Comme sous la Troisième République ou sous le régime de Vichy, l’identité nationale hante à nouveau notre société. Ce n’est pas un hasard. En temps de crise, la France impérialiste et inégalitaire ressort ses épouvantails.

Les citoyens français ont été « convoqués » depuis novembre 2009 pour « répondre à leurs inquiétudes ». 11ème sujet de préoccupations pour les français, loin derrière les 450000 chômeurs de plus en 2009, le pouvoir a voulu faire de la question identitaire le sujet n°1.

Or, s’il est difficile de définir la « civilisation française », il semble que l’on désigne plus facilement ceux qui n’en font pas partie ! Débat sur notre identité ? Non ! Débat de la peur et de la manipulation, il s’agit en fait de savoir qui nous ne sommes pas.

L’exécutif nous enjoignait donc de prendre position à partir d’un questionnaire dans lequel neuf questions sur dix présentent l’immigration ou les enfants de la colonisation comme une menace pour le pays. Pour ceux qui pensent encore que le débat a dérapé, il faut lire la note adressée aux préfectures l’automne dernier.
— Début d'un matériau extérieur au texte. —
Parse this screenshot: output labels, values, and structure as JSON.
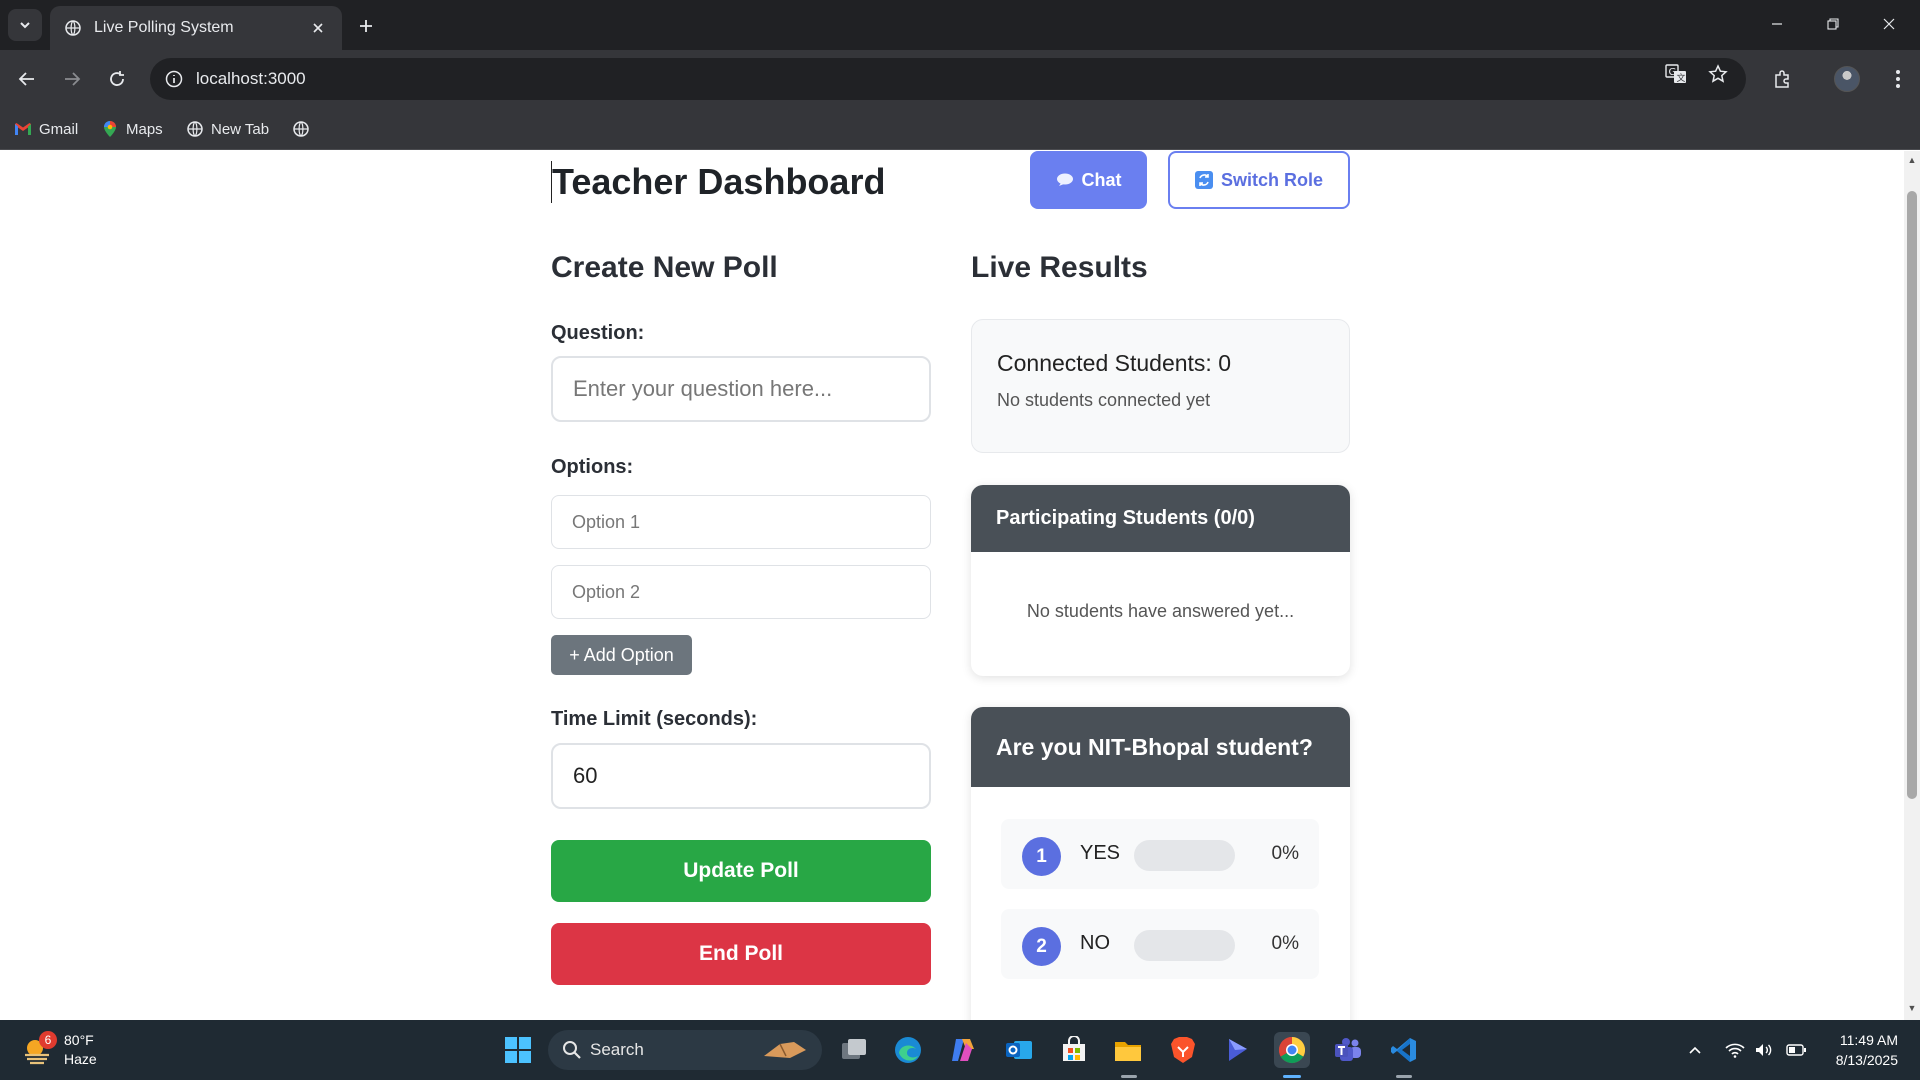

On peut y lire : « ce débat répond aux préoccupations soulevées par la résurgence de certains communautarismes dont l’affaire de la burqa est l’une des illustrations ». Dès le début, qui est visé? La réponse n’est que trop évidente. Le scénario était donc écrit d’avance : les musulmans escortés par l’armée des sans-papiers font trembler la République!
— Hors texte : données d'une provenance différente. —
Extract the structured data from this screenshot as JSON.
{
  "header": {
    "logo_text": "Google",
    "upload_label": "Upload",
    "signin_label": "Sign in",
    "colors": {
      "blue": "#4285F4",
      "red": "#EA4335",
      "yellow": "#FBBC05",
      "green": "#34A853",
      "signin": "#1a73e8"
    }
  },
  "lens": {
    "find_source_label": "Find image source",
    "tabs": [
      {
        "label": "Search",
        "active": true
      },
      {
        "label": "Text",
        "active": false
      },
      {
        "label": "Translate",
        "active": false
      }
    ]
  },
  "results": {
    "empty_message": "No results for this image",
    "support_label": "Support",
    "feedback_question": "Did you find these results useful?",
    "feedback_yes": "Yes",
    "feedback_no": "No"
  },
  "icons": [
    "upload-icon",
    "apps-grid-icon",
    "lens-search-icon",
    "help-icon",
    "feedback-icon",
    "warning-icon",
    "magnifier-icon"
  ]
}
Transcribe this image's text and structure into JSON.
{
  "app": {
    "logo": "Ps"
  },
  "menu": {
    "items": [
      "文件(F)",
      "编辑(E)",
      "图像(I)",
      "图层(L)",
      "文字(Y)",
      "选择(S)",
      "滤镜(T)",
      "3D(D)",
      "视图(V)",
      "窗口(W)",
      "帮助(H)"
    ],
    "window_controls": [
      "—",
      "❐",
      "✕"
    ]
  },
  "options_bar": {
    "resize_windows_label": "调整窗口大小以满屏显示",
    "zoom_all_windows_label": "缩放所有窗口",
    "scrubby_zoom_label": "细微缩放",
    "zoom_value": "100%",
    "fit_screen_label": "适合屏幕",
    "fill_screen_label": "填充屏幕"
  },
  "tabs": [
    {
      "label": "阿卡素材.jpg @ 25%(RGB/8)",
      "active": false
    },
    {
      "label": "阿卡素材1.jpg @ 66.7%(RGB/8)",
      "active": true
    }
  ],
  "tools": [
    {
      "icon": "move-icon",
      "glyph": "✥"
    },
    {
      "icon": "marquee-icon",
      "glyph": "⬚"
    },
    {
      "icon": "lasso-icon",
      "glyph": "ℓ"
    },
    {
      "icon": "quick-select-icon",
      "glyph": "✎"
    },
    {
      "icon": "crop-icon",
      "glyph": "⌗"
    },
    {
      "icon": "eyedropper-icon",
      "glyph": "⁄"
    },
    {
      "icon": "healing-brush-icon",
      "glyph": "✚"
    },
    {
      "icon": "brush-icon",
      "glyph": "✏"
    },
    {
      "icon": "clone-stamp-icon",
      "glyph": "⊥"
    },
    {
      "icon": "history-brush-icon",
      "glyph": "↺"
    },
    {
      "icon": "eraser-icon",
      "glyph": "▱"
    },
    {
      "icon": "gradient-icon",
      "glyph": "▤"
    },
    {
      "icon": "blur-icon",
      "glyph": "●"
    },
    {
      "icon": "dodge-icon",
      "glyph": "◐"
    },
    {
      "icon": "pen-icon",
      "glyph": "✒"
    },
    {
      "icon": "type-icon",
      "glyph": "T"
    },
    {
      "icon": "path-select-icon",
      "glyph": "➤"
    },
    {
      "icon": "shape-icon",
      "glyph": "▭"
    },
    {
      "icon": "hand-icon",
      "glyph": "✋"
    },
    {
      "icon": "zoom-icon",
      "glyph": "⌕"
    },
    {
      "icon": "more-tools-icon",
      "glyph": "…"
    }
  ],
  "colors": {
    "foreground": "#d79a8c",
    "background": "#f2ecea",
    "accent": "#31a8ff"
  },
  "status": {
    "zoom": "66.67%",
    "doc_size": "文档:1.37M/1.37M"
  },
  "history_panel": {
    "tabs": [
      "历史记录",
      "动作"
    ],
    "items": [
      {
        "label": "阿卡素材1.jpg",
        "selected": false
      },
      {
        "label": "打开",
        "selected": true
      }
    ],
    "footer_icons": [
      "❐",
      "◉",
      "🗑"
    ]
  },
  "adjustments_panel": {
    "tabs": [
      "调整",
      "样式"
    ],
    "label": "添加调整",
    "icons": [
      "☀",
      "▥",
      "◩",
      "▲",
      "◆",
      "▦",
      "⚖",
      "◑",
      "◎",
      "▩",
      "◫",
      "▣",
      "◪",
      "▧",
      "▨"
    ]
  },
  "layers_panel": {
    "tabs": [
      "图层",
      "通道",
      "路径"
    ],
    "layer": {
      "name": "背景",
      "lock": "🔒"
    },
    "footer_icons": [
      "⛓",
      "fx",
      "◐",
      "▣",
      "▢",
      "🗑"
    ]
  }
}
D’autre part, la petite musique sur l’œuvre positive de la colonisation et le refus de la « repentance » participe au même arôme idéologique. Une vision de l’histoire de France qui glorifie la férocité des classes possédantes (de la boucherie de 14-18 aux doctrines racistes de l’empire colonial) est présentée comme sacrée et devrait être brandie fièrement par tous ! Il faut être « fidèle au sacre de Reims » annone Finkielkraut, «il faut honorer Napoléon » surenchérit Max Gallo sans sourciller sur le rétablissement de l’esclavage par l’Empereur des Français. L’enjeu ? A nos yeux, il s’agit de promouvoir un héritage « unificateur » qui prépare mentalement la guerre intérieure contre les « mauvais français » et extérieure contre les autres, les « nouveaux barbares ». Du même coup, une autre histoire de France, celle des luttes émancipatrices, celles des opprimés est étrangement niée ou absente.

Et pour cause ! En 1793, selon la Constitution la plus démocratique écrite en France[1], une condition suffisante pour être français était de lutter contre le despotisme ou même d’accueillir et d’élever un orphelin. La définition actuelle de la nation au contraire est complètement réactionnaire : elle sert à définir des ennemis, à nier les contradictions sociales en les reportant sur une fracture nationale-religieuse, à justifier les « bienfaits » du colonialisme. Nul besoin d’un vote xénophobe suisse, on le voit bien, pour promouvoir une conscience de race en lieu et place d’une conscience de classe.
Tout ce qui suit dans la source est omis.